“Therefore I tell you, do not be anxious about your life, what you will eat or what you will drink, nor about your body, what you will put on. Is not life more than food, and the body more than clothing?Matthew 6:25 ESV
At this point in the Sermon on the Mount, Jesus has finished his teaching treasure in heaven and has led us to understand and apply the important mindset of serving God alone without any duplicity and with complete devotion. Having taken this principle into our hearts, we are to apply this in such a manner that all anxiety is cast far from us. This sounds so simple as we read this passage and make the connection in our mind that Jesus is our perfect loving Master and as we give our whole hearts and lives to him, he alone will care for us and give us everything we have and need in this life and in heaven. Life is more than food and clothing. Life is more than these outer adornments and gathering of material things. It is more than a multitude of novel and unique experiences. It is more than indulging our cravings and desires. Life is meant to be lived in the presence of our Lord and Savior with humility and devotion. Jesus is life… our life.

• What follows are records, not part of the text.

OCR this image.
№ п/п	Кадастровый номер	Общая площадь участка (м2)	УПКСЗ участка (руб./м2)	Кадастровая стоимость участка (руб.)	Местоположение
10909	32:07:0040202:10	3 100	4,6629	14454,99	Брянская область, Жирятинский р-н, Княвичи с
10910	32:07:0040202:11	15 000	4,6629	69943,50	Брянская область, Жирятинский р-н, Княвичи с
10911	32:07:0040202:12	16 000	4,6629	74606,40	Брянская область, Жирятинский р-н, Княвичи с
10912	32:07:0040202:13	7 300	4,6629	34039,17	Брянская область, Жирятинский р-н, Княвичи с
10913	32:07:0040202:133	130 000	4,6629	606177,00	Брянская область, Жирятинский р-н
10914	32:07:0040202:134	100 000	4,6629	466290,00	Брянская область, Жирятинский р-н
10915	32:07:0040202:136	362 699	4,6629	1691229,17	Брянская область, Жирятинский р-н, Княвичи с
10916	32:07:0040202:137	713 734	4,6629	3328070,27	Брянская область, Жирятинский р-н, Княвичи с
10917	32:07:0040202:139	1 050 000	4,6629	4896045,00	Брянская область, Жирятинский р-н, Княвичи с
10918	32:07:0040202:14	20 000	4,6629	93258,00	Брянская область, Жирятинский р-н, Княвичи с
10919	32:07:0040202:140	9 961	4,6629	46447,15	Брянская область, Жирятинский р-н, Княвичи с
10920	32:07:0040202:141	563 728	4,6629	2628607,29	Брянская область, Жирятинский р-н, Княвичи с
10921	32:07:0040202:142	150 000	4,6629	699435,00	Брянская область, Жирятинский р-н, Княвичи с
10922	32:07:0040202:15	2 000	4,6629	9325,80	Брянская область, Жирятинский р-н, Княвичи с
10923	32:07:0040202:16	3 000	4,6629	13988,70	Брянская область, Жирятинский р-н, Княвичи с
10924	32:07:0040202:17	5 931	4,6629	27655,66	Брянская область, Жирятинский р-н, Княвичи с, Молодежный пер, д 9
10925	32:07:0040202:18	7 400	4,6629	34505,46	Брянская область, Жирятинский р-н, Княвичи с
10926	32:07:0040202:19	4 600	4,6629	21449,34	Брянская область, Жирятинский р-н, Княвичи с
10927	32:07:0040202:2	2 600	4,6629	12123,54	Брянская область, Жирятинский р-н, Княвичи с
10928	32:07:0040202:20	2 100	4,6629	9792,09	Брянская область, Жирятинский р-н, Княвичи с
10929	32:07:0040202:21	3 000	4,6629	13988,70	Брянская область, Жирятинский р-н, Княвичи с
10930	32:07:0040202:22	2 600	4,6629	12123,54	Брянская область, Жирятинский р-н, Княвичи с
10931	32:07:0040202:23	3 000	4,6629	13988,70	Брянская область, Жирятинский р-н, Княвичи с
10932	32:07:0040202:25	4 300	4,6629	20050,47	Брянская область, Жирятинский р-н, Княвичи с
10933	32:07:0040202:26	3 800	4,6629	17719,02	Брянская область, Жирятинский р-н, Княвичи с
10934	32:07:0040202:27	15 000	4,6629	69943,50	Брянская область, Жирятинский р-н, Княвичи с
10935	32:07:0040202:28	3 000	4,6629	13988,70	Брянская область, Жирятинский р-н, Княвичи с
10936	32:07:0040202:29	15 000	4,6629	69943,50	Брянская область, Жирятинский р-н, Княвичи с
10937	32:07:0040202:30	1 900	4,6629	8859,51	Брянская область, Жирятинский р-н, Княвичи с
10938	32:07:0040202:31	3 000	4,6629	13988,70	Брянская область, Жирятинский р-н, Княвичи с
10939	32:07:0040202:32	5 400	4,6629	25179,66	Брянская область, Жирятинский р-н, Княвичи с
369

I find myself at odds with this passage many times in my life, including this moment. Times where I am so overwhelmed and concerned about the cares of my world that I worry and fret to my own detriment. Granted, worry and anxiety are always going to be a part of human existence to a certain degree. Yet there should be an upward trend of faith and trust in Jesus as he cares and provides for me on a daily basis. This I think is one of the central tenets of the sermon. Jesus wants me to know, understand, and apply his love for me to my very core. To know his love so deeply in my heart that my only care in the world is fellowship and communion with him.
This is where theology and doctrine meet the footpath of life and faith. I know all these great things about God and my knowledge about the Almighty is extensive. The question posed by Jesus at the moment is whether that knowledge is shallow or deep. Shallow to the extent that I can recite and repeat the mantras of the Christian faith and speak the correct Biblical truth on a wide variety of subjects. Deep to the extent that these same Biblical truths are a part of me. Deep in the sense that I know and experience Jesus. I don’t just know about him or occasionally commune with him, but I am deeply in love with him.
When I am deeply in love with him and understand the vast endless ocean of love and mercy and grace he has opened to me, then I am able to do away with anxiety and worry. I will be so enamored by my Savior that all these other cares will pale in comparison. It’s not that they become any less important to life, it’s just that Jesus is far superior. When I fully grasp and dive deep into the vastness of Christ’s love for me, I will see that he has clothed me and fed me. He knows I have need of these things and he will provide. My anxiety stems for a lack of appreciation of what he has brought to me. I despise my daily bread. What I need is to rest in the love and care of my Savior. To give thanks to him for everything. To give thanks each and every day for his provision of food, clothing, shelter, job, family, friends, and material things. To take my eyes off the world and stop chasing after the illusion of more is better. No, the answer here is that deeper is better. Deeper in the love of Jesus is the outworking of faith and obedience. Deeper into the mercy and grace of my Savior. Giving thanks to Christ for each and every breath that I take. Sharing with everyone about his overwhelming love for me and for you.